The woman looked up with a wild scared look in her eyes, and held out, for an instant, the little jewelled watch.
"For years," she said, in a slow, strange monotone, "I have faced and feared danger, and failure. For years I have been prepared! Because of my cowardice, and my conscience, I have always kept a way of escape." Her fingers fluttered aimlessly and the watch fell upon her lap. Her last words seemed to come through stiffening lips. Her face grew suddenly ghostly gray. Ruth sprang toward the door.
"Don't let him come yet." With these words the dying woman seemed to collapse, and sank limply back into the cushions; her head drooped, her chin dropped.
Ruth flung open the door with a cry of terror, and the four men—for the two lawyers had returned from their escort duty—gathered about the couch. They saw a shudder pass over the limp frame. The fingers fluttered again feebly, there was a spasmodic stiffening of the figure—and that was the end.

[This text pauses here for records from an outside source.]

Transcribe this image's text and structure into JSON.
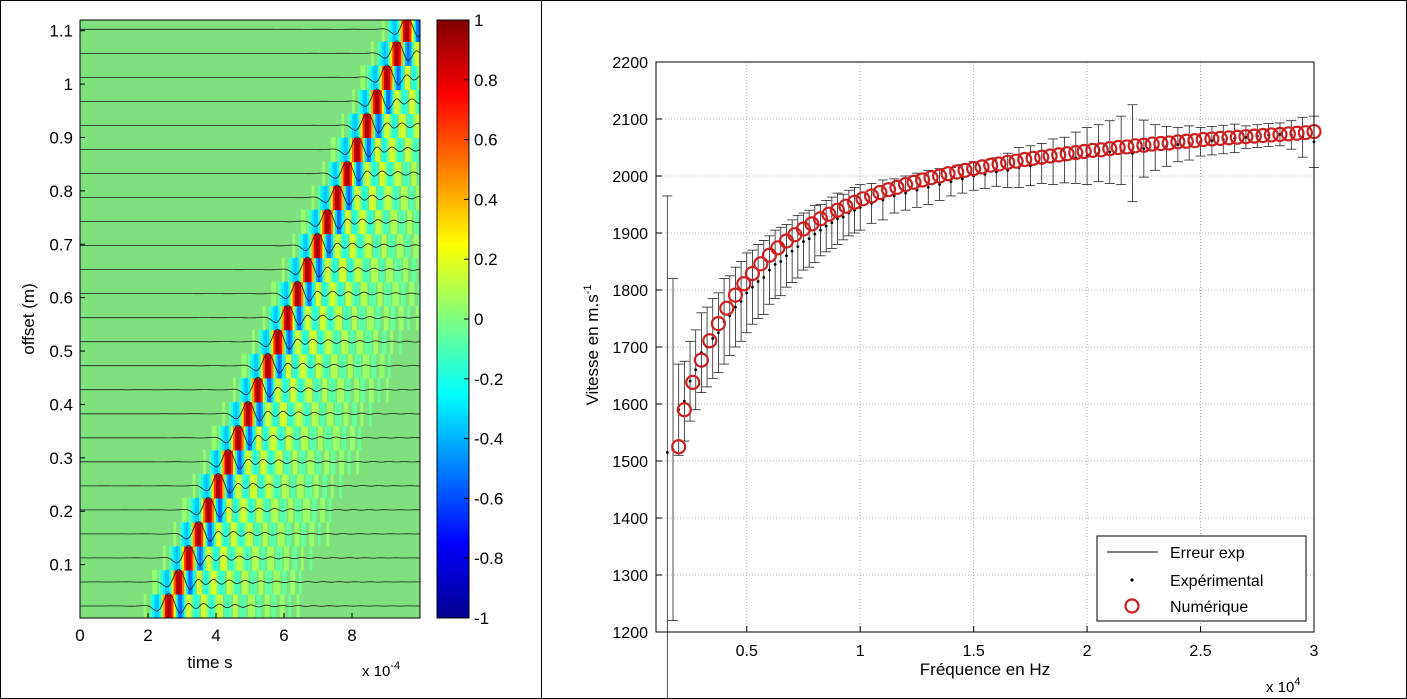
{
  "chart_data": [
    {
      "type": "heatmap",
      "xlabel": "time s",
      "ylabel": "offset (m)",
      "x_multiplier": "x 10",
      "x_multiplier_exp": "-4",
      "xlim": [
        0,
        10
      ],
      "ylim": [
        0,
        1.12
      ],
      "xticks": [
        "0",
        "2",
        "4",
        "6",
        "8"
      ],
      "yticks": [
        "0.1",
        "0.2",
        "0.3",
        "0.4",
        "0.5",
        "0.6",
        "0.7",
        "0.8",
        "0.9",
        "1",
        "1.1"
      ],
      "colorbar": {
        "min": -1,
        "max": 1,
        "ticks": [
          "1",
          "0.8",
          "0.6",
          "0.4",
          "0.2",
          "0",
          "-0.2",
          "-0.4",
          "-0.6",
          "-0.8",
          "-1"
        ]
      },
      "traces": {
        "count": 25,
        "offset_step": 0.045,
        "arrival_start": 2.6,
        "arrival_end": 9.6,
        "dominant_period": 0.42
      }
    },
    {
      "type": "scatter",
      "xlabel": "Fréquence en Hz",
      "ylabel": "Vitesse en m.s",
      "ylabel_exp": "-1",
      "x_multiplier": "x 10",
      "x_multiplier_exp": "4",
      "xlim": [
        0.1,
        3.0
      ],
      "ylim": [
        1200,
        2200
      ],
      "grid": true,
      "xticks": [
        "0.5",
        "1",
        "1.5",
        "2",
        "2.5",
        "3"
      ],
      "yticks": [
        "1200",
        "1300",
        "1400",
        "1500",
        "1600",
        "1700",
        "1800",
        "1900",
        "2000",
        "2100",
        "2200"
      ],
      "legend": {
        "position": "bottom-right",
        "entries": [
          "Erreur exp",
          "Expérimental",
          "Numérique"
        ]
      },
      "series": [
        {
          "name": "Numérique",
          "color": "#cc2020",
          "x": [
            0.2,
            0.225,
            0.262,
            0.3,
            0.337,
            0.375,
            0.412,
            0.45,
            0.487,
            0.525,
            0.562,
            0.6,
            0.637,
            0.675,
            0.712,
            0.75,
            0.787,
            0.825,
            0.862,
            0.9,
            0.937,
            0.975,
            1.012,
            1.05,
            1.087,
            1.125,
            1.162,
            1.2,
            1.237,
            1.275,
            1.312,
            1.35,
            1.387,
            1.425,
            1.462,
            1.5,
            1.537,
            1.575,
            1.612,
            1.65,
            1.687,
            1.725,
            1.762,
            1.8,
            1.837,
            1.875,
            1.912,
            1.95,
            1.987,
            2.025,
            2.062,
            2.1,
            2.137,
            2.175,
            2.212,
            2.25,
            2.287,
            2.325,
            2.362,
            2.4,
            2.437,
            2.475,
            2.512,
            2.55,
            2.587,
            2.625,
            2.662,
            2.7,
            2.737,
            2.775,
            2.812,
            2.85,
            2.887,
            2.925,
            2.962,
            3.0
          ],
          "y": [
            1525,
            1590,
            1638,
            1677,
            1711,
            1741,
            1768,
            1791,
            1811,
            1829,
            1846,
            1861,
            1874,
            1886,
            1897,
            1907,
            1916,
            1925,
            1933,
            1940,
            1947,
            1954,
            1960,
            1965,
            1971,
            1976,
            1980,
            1985,
            1989,
            1993,
            1997,
            2000,
            2004,
            2007,
            2010,
            2013,
            2016,
            2019,
            2021,
            2024,
            2026,
            2029,
            2031,
            2033,
            2035,
            2037,
            2039,
            2041,
            2043,
            2045,
            2046,
            2048,
            2050,
            2051,
            2053,
            2054,
            2056,
            2057,
            2058,
            2060,
            2061,
            2062,
            2064,
            2065,
            2066,
            2067,
            2068,
            2069,
            2070,
            2071,
            2072,
            2073,
            2074,
            2075,
            2076,
            2078
          ]
        },
        {
          "name": "Expérimental",
          "color": "#000000",
          "x": [
            0.15,
            0.175,
            0.2,
            0.225,
            0.25,
            0.275,
            0.3,
            0.325,
            0.35,
            0.375,
            0.4,
            0.425,
            0.45,
            0.475,
            0.5,
            0.525,
            0.55,
            0.575,
            0.6,
            0.625,
            0.65,
            0.675,
            0.7,
            0.725,
            0.75,
            0.775,
            0.8,
            0.825,
            0.85,
            0.875,
            0.9,
            0.925,
            0.95,
            0.975,
            1.0,
            1.05,
            1.1,
            1.15,
            1.2,
            1.25,
            1.3,
            1.35,
            1.4,
            1.45,
            1.5,
            1.55,
            1.6,
            1.65,
            1.7,
            1.75,
            1.8,
            1.85,
            1.9,
            1.95,
            2.0,
            2.05,
            2.1,
            2.15,
            2.2,
            2.25,
            2.3,
            2.35,
            2.4,
            2.45,
            2.5,
            2.55,
            2.6,
            2.65,
            2.7,
            2.75,
            2.8,
            2.85,
            2.9,
            2.95,
            3.0
          ],
          "y": [
            1515,
            1520,
            1590,
            1605,
            1640,
            1660,
            1690,
            1700,
            1715,
            1725,
            1745,
            1755,
            1770,
            1780,
            1795,
            1805,
            1815,
            1822,
            1835,
            1845,
            1850,
            1860,
            1868,
            1876,
            1885,
            1890,
            1898,
            1905,
            1912,
            1918,
            1925,
            1928,
            1935,
            1940,
            1945,
            1952,
            1958,
            1965,
            1970,
            1975,
            1980,
            1985,
            1990,
            1995,
            2000,
            2003,
            2007,
            2010,
            2015,
            2018,
            2022,
            2025,
            2028,
            2032,
            2035,
            2040,
            2042,
            2045,
            2040,
            2048,
            2050,
            2052,
            2055,
            2058,
            2060,
            2062,
            2064,
            2066,
            2068,
            2070,
            2072,
            2073,
            2072,
            2068,
            2060
          ],
          "err": [
            450,
            300,
            80,
            70,
            70,
            70,
            70,
            70,
            70,
            70,
            75,
            70,
            70,
            70,
            70,
            65,
            65,
            65,
            60,
            60,
            60,
            55,
            55,
            55,
            50,
            50,
            50,
            45,
            45,
            45,
            45,
            40,
            40,
            40,
            40,
            35,
            35,
            30,
            30,
            30,
            30,
            28,
            25,
            25,
            25,
            25,
            25,
            30,
            35,
            35,
            35,
            40,
            40,
            45,
            50,
            50,
            55,
            60,
            85,
            50,
            40,
            35,
            30,
            30,
            25,
            25,
            25,
            25,
            20,
            20,
            20,
            20,
            25,
            35,
            45
          ]
        }
      ]
    }
  ]
}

Four weeks later, a group of people were standing upon the deck of a homeward bound steamer, about to set out upon her ocean voyage. They were five in number, and they were welcoming, each in turn, the man who had just joined them.

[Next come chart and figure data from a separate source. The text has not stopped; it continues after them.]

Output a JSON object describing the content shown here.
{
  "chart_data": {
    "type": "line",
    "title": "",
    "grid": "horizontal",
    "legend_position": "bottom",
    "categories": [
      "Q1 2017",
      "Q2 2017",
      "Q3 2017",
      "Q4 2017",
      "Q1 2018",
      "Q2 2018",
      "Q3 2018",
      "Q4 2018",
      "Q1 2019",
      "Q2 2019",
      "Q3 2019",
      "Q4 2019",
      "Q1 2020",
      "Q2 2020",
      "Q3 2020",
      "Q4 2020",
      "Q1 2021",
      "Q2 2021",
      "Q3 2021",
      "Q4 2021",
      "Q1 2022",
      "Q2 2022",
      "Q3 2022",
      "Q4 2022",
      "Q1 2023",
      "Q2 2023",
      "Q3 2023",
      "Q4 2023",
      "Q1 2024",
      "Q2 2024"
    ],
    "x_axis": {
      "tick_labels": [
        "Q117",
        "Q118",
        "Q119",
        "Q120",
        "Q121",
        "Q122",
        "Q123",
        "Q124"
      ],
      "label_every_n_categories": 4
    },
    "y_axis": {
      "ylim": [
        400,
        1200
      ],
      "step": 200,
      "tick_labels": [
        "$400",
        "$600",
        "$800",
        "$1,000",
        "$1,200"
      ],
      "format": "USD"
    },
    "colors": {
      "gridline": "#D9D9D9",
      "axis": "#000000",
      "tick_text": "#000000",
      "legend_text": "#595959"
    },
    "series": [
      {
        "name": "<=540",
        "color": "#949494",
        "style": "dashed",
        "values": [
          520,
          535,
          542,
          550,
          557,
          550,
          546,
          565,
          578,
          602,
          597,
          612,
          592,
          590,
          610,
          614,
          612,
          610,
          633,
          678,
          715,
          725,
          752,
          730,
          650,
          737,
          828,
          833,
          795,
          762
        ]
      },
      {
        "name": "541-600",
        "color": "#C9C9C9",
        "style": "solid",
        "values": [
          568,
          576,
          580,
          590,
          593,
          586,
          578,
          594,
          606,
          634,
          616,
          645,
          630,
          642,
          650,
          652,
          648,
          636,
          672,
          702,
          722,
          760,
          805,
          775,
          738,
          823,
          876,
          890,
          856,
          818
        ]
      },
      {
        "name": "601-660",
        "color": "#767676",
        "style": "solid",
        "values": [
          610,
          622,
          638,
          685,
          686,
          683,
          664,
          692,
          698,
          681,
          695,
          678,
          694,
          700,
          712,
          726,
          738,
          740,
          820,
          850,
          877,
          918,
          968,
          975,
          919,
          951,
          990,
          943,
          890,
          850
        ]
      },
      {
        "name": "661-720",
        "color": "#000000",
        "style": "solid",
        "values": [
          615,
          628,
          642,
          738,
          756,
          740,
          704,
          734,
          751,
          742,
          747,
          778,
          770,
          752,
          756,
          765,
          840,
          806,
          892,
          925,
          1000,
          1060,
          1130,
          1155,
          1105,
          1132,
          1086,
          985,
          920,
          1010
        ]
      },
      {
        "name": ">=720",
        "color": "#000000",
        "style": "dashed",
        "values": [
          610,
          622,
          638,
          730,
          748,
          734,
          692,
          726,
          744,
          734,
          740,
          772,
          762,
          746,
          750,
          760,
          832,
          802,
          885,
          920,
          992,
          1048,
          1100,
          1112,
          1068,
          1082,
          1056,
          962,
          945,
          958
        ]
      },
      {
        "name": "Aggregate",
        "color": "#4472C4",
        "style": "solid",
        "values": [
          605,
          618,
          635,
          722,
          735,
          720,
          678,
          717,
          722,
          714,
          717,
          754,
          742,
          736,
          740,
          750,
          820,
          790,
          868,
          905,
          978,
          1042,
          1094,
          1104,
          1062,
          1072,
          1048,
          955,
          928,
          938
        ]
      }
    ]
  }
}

There had been a quiet wedding, a few days before, at a little English church, and Ruth Glidden had become Ruth Brierly as simply as if she were not an heiress, and her newly made husband not the owner of English lands, houses, stocks, and factories, that changed him into a millionaire.

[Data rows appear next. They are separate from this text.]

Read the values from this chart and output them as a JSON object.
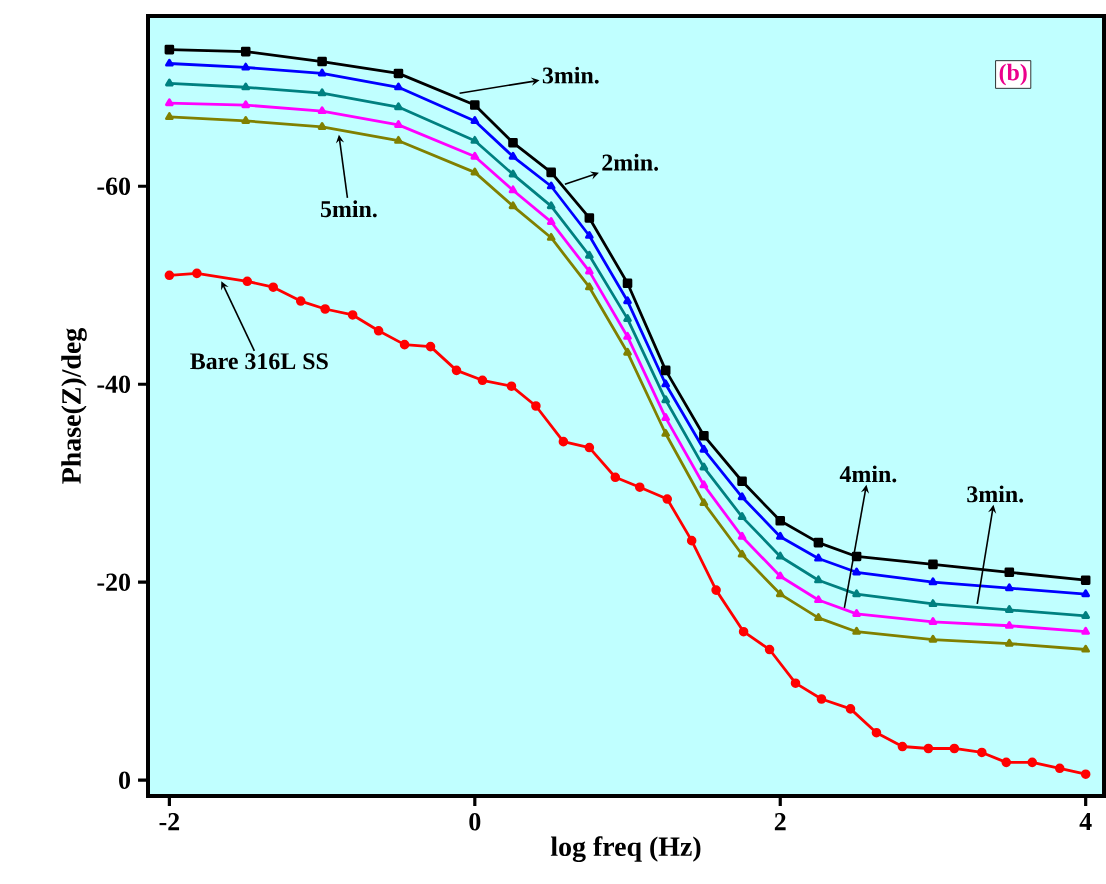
{
  "chart_data": {
    "type": "line",
    "xlabel": "log freq (Hz)",
    "ylabel": "Phase(Z)/deg",
    "x": [
      -2,
      -1.5,
      -1,
      -0.5,
      0,
      0.25,
      0.5,
      0.75,
      1,
      1.25,
      1.5,
      1.75,
      2,
      2.25,
      2.5,
      3,
      3.5,
      4
    ],
    "series": [
      {
        "color": "#000000",
        "marker": "square",
        "values": [
          -73.8,
          -73.6,
          -72.6,
          -71.4,
          -68.2,
          -64.4,
          -61.4,
          -56.8,
          -50.2,
          -41.4,
          -34.8,
          -30.2,
          -26.2,
          -24,
          -22.6,
          -21.8,
          -21,
          -20.2
        ]
      },
      {
        "color": "#0000ff",
        "marker": "triangle",
        "values": [
          -72.4,
          -72,
          -71.4,
          -70,
          -66.6,
          -63,
          -60,
          -55,
          -48.4,
          -40,
          -33.4,
          -28.6,
          -24.6,
          -22.4,
          -21,
          -20,
          -19.4,
          -18.8
        ]
      },
      {
        "color": "#008080",
        "marker": "triangle",
        "values": [
          -70.4,
          -70,
          -69.4,
          -68,
          -64.6,
          -61.2,
          -58,
          -53,
          -46.6,
          -38.4,
          -31.6,
          -26.6,
          -22.6,
          -20.2,
          -18.8,
          -17.8,
          -17.2,
          -16.6
        ]
      },
      {
        "color": "#ff00ff",
        "marker": "triangle",
        "values": [
          -68.4,
          -68.2,
          -67.6,
          -66.2,
          -63,
          -59.6,
          -56.4,
          -51.4,
          -44.8,
          -36.6,
          -29.8,
          -24.6,
          -20.6,
          -18.2,
          -16.8,
          -16,
          -15.6,
          -15
        ]
      },
      {
        "color": "#808000",
        "marker": "triangle",
        "values": [
          -67,
          -66.6,
          -66,
          -64.6,
          -61.4,
          -58,
          -54.8,
          -49.8,
          -43.2,
          -35,
          -28,
          -22.8,
          -18.8,
          -16.4,
          -15,
          -14.2,
          -13.8,
          -13.2
        ]
      },
      {
        "color": "#ff0000",
        "marker": "circle",
        "x": [
          -2,
          -1.82,
          -1.49,
          -1.32,
          -1.14,
          -0.98,
          -0.8,
          -0.63,
          -0.46,
          -0.29,
          -0.12,
          0.05,
          0.24,
          0.4,
          0.58,
          0.75,
          0.92,
          1.08,
          1.26,
          1.42,
          1.58,
          1.76,
          1.93,
          2.1,
          2.27,
          2.46,
          2.63,
          2.8,
          2.97,
          3.14,
          3.32,
          3.48,
          3.65,
          3.83,
          4
        ],
        "values": [
          -51,
          -51.2,
          -50.4,
          -49.8,
          -48.4,
          -47.6,
          -47,
          -45.4,
          -44,
          -43.8,
          -41.4,
          -40.4,
          -39.8,
          -37.8,
          -34.2,
          -33.6,
          -30.6,
          -29.6,
          -28.4,
          -24.2,
          -19.2,
          -15,
          -13.2,
          -9.8,
          -8.2,
          -7.2,
          -4.8,
          -3.4,
          -3.2,
          -3.2,
          -2.8,
          -1.8,
          -1.8,
          -1.2,
          -0.6
        ]
      }
    ],
    "xlim": [
      -2.14,
      4.12
    ],
    "ylim": [
      1.6,
      -77.2
    ],
    "xticks": [
      -2,
      0,
      2,
      4
    ],
    "yticks": [
      0,
      -20,
      -40,
      -60
    ],
    "grid": false,
    "line_style": "solid",
    "annotations": [
      "(b)",
      {
        "text": "3min.",
        "x": -0.1,
        "y": -69.4
      },
      {
        "text": "2min.",
        "x": 0.59,
        "y": -60.2
      },
      {
        "text": "5min.",
        "x": -0.89,
        "y": -65.2
      },
      {
        "text": "Bare 316L SS",
        "x": -1.66,
        "y": -50.4
      },
      {
        "text": "4min.",
        "x": 2.42,
        "y": -17.4
      },
      {
        "text": "3min.",
        "x": 3.29,
        "y": -17.8
      }
    ]
  }
}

"I could see no good reason for delay," Brierly was saying, as he grasped the hand of Ferrars, whose congratulations had been hearty and sincere. "Neither of us have need to consult aught save our own wishes; and besides our nearest friends are with us."
"Besides," interposed the smiling woman at his side, "we have been an encumbrance upon Mr. and Mrs. Myers for so long—and it was really the only conventional way to relieve them of so many charges. And then"—and here she lowered her tone, and glanced toward Hilda Grant, who, having already greeted Ferrars, was standing a little aloof—"we can now make a home for Hilda, and have a double claim on her."
"In all of which you have done well," smiled Ferrars. "My only regret is that I must bring into this parting moment an unpleasant element, but you may as well hear it from me." He beckoned the others to approach; and, when they were close about him, said, speaking low and gravely: "'Quarrelsome Harry' has escaped the punishment of the law."
"Escaped!" It was Mr. Myers who repeated the word. "Do you mean——?"